下面使用skift實現faxtText來對細粒度情感分析模板
from tqdm import tqdm
from skift import FirstColFtClassifier
from sklearn.model_selection import KFold
import numpy as np
import os
import pickle
class BasicModel(object):
"""Docstring for BasicModel. """
def __init__(self):
"""TODO: to be defined1. """
pass
def create_model(self, kfold_X_train, y_train, kfold_X_test, y_test, test):
pass
# Generate batches
def batch_iter(self, data, batch_size, num_epochs=1, shuffle=True):
data = np.array(data)
data_size = len(data)
num_batches_per_epoch = int((data_size - 1) / batch_size) + 1
for epoch in range(num_epochs):
if shuffle:
shuffle_indices = np.random.permutation(np.arange(data_size))

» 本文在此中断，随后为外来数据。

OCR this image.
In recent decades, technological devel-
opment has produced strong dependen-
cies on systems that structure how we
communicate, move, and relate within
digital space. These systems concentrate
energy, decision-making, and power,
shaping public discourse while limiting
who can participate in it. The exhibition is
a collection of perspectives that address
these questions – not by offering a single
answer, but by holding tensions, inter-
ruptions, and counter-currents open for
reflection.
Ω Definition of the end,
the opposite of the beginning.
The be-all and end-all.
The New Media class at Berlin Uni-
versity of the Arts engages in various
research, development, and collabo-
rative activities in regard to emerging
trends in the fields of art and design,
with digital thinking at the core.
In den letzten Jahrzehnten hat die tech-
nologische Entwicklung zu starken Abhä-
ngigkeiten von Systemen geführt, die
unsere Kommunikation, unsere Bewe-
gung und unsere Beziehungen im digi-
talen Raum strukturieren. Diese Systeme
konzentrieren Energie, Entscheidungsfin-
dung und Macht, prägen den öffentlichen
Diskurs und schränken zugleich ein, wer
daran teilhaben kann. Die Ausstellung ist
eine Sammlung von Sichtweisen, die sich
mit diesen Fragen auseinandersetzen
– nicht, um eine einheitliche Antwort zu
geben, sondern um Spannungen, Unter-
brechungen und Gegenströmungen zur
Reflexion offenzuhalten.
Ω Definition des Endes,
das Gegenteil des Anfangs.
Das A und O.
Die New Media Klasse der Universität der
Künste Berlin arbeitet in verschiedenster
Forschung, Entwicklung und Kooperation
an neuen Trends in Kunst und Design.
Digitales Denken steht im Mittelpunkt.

shuffled_data = data[shuffle_indices]
else:
shuffled_data = data
for batch_num in range(num_batches_per_epoch):
start_index = batch_num * batch_size
end_index = min((1 + batch_num) * batch_size, data_size)
yield shuffled_data[start_index:end_index]
def get_f1_score(self, x, y, verbose=False):
tp = np.sum(np.logical_and(y > 0, x == y))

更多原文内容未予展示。